Hauptziel des Gesetzentwurfes ist freilich, den bestehenden Beschäftigungsinitiativen einen legalen Rahmen zu geben. Der Weg für sie wurde 1995 durch einen Tripartite-Beschluss über „pactes territoriaux pour l’emploi“ geebnet. Doch bis heute ist nirgendwo geregelt, wie die Effizienz der Initiativen bei der Platzierung der von ihnen Betreuten in den freien Arbeitsmarkt kontrolliert werden soll. Stattdessen bestätigte das PAN-Gesetz von 1999, dass der nationale Beschäftigungsfonds 75 Prozent der Funktionskosten der Initiativen im weitesten Sinne trägt. Darunter fallen die Kosten für das Betreuungspersonal, die Lohnkosten der Betreuten sowie die unmittelbar mit den Aktivitäten verbundenen Kosten - und das ist der Stein des Anstoßes für die seit Jahren insbesondere von Handwerksbetrieben vorgetragene Kritik, Initiativen wie die OGB-L-nahe asbl Objectif plein emploi suchten auf kommunaler Ebene gezielt nach Arbeit, die jedoch nur dank öffentlicher Subvention auf der Nachfrageseite durch den Beschäftigungsfonds bezahlbar würde. Und die obendrein Handwerksbetriebe von der Auftragsvergabe ausschließe. Wenn das Arbeitsministerium feststellen muss, dass in den asbl im Juni an die 1 200 Leute beschäftigt waren, sich aber nur für 450 eine Registrierung bei der Adem nachweisen lässt, scheint sich ein weiterer Vorwurf aus Patronatskreisen zu bestätigen: Es gibt Überwechsler in die asbl, weil dort der Leistungsdruck kleiner ist.  
Angesichts des hohen Regelungsbedarfs verwunderte es nicht, dass der Gesetzentwurf der Regierung seinem Charakter nach eher retrospektiv ausgefallen ist. Eine Vision über den Umgang mit der Langzeitarbeitslosigkeit enthält er kaum; er versucht, der bestehenden Situation pragmatisch zu begegnen. Damit es keine Klagen über Wettbewerbsverzerrungen mehr gibt, sollen nicht nur asbl, sondern auch Privatbetriebe „mesures de insertion ou de réinsertion“ anbieten können und vom Beschäftigungsfonds die Lohnkosten der Betreuten sowie die für psychosoziale Begleitung erstattet erhalten. Eine Finanzierung pro Projekt soll es künftig nicht mehr geben. Als asbl verfasste Initiativen, die „structures définitives“ für RMG-Bezieher einrichten wollen, sind gehalten, diese spätestens zehn Jahre nach Inkrafttreten des Gesetzes in privatwirtschaftlicher Form organisiert zu haben.
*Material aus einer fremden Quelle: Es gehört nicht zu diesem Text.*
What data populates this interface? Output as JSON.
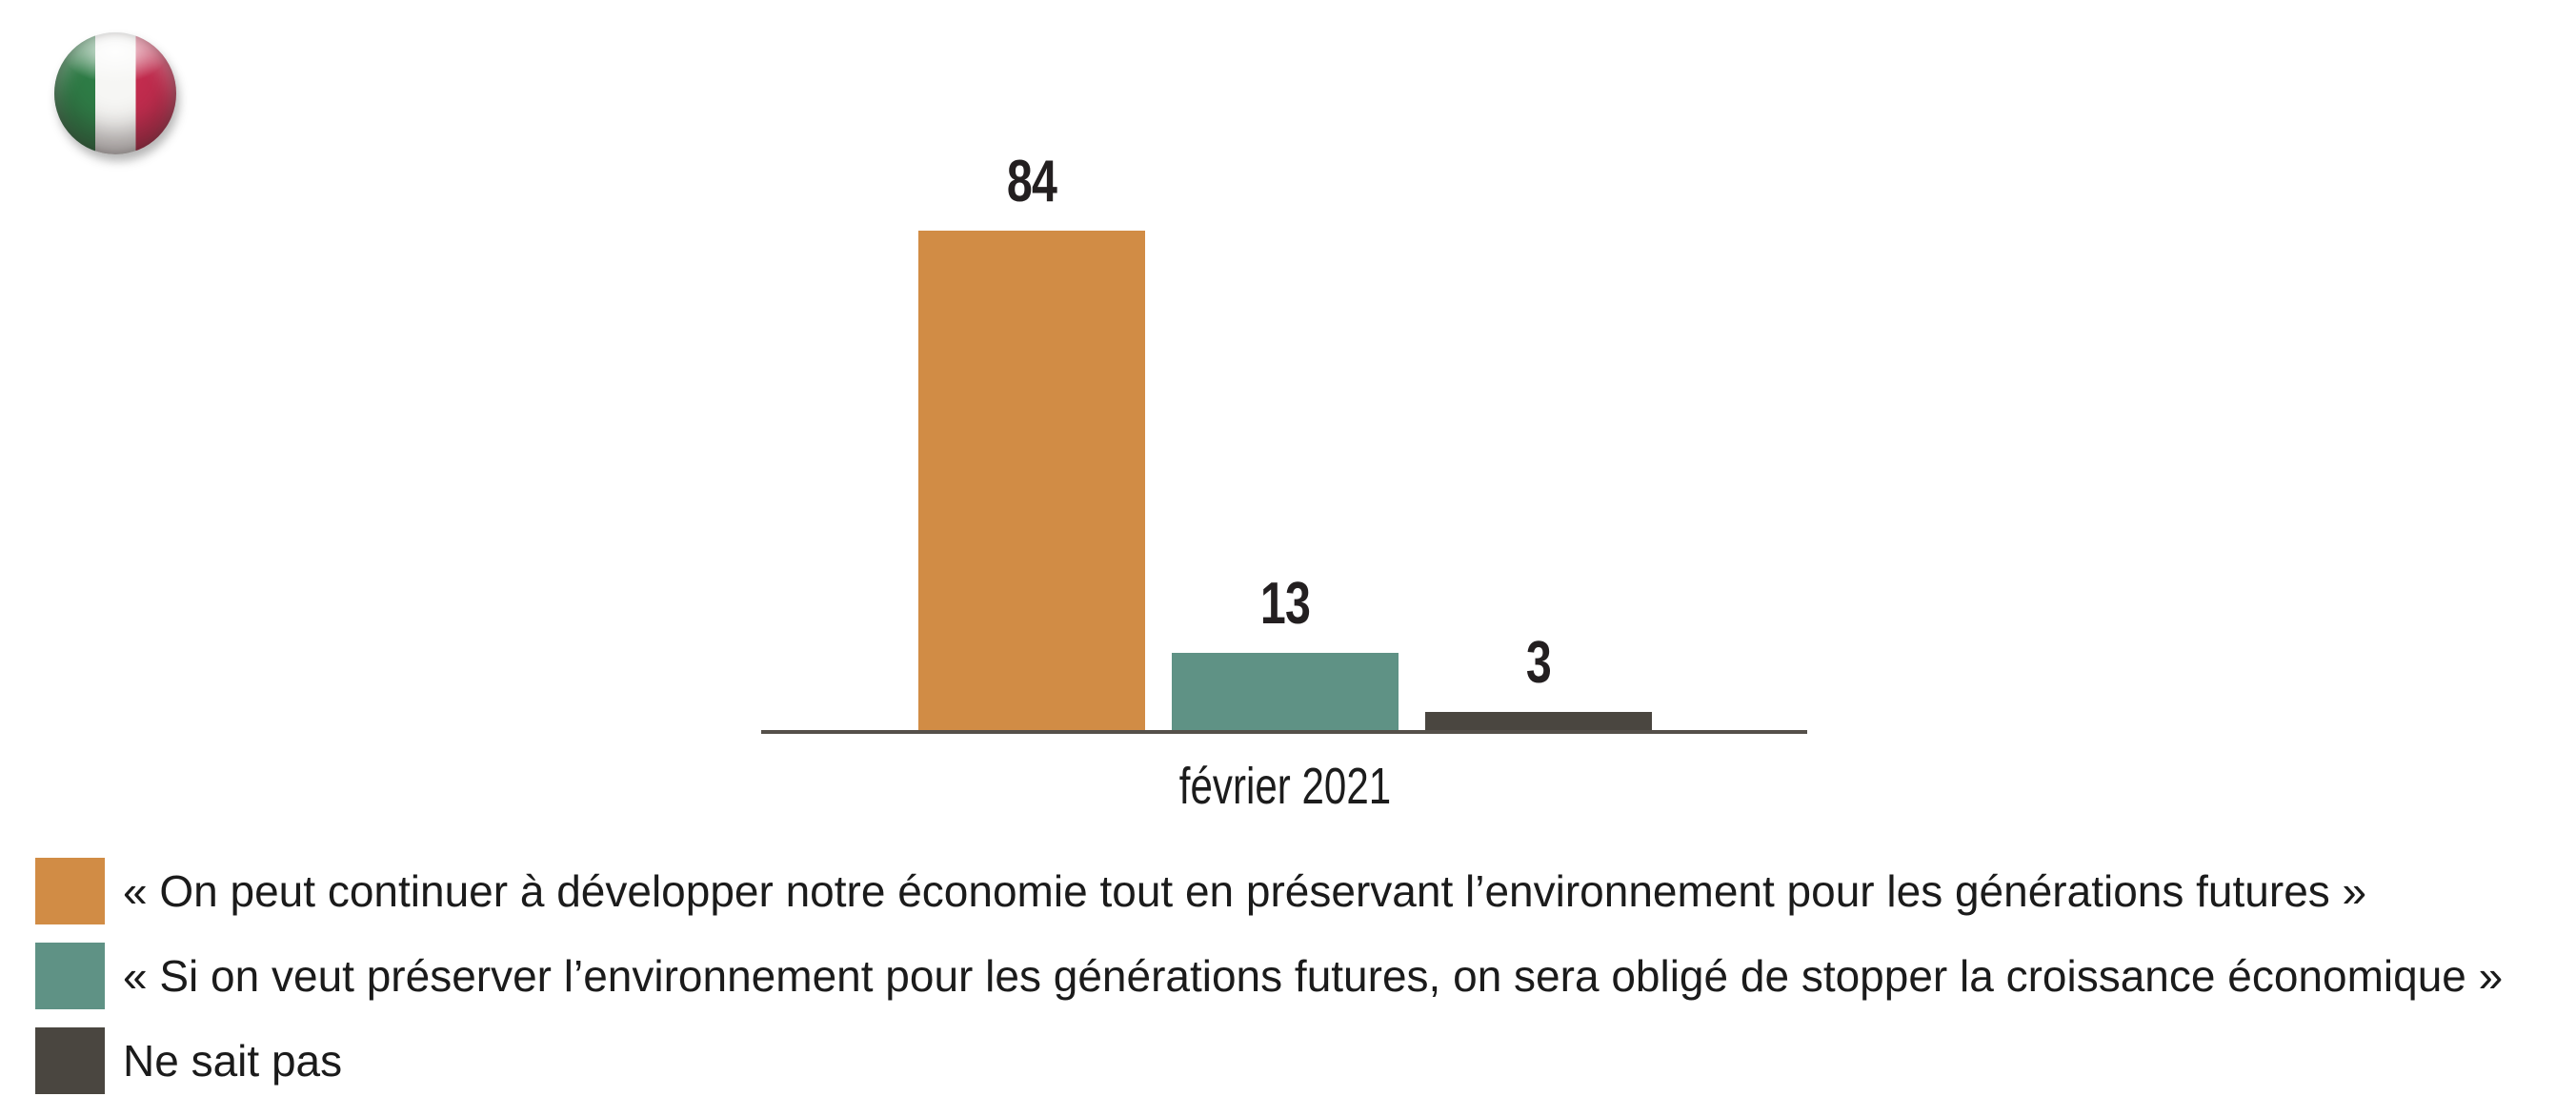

Welche Qualität die neuen Strukturen haben werden, und ob „soziale Arbeitslosigkeit“ nicht als Synonym für „Schwache oder Faule“ missverstanden werden könnte, für die irgendwann in einem geschützten Bereich Endstation ist - dies wird entscheidend von einer Tripartite-ähnlichen Kontroll- und Beratungsinstanz abhängen. Dem ständigen Beschäftigungsausschuss der Tripartite soll ein gemischtes „comité de suivi“ aus Vertretern von Regierung, Adem und Sozialpartnern in der Frage zuarbeiten, welche durchaus sinnvollen Arbeiten für den ersten, den freien Arbeitsmarkt zu wenig lukrativ sind, um zu lohnabhängigen Beschäftigungen zu führen. Dass die beiden Gremien damit überfordert sein könnten, scheint das Arbeitsministerium nicht ganz auszuschließen, und sagt, der Gesetzentwurf sei nur ein erster Schritt hin zur Regelung einer „économie solidaire“  auch hier zu Lande. Die Diskussion darüber dürfte allerdings erst nach den nächsten Wahlen einsetzen, denn einem „zweiten Arbeitsmarkt“ hatten CSV und DP in ihrem Koalitionsabkommen 1999 noch eine ausdrückliche Absage erteilt.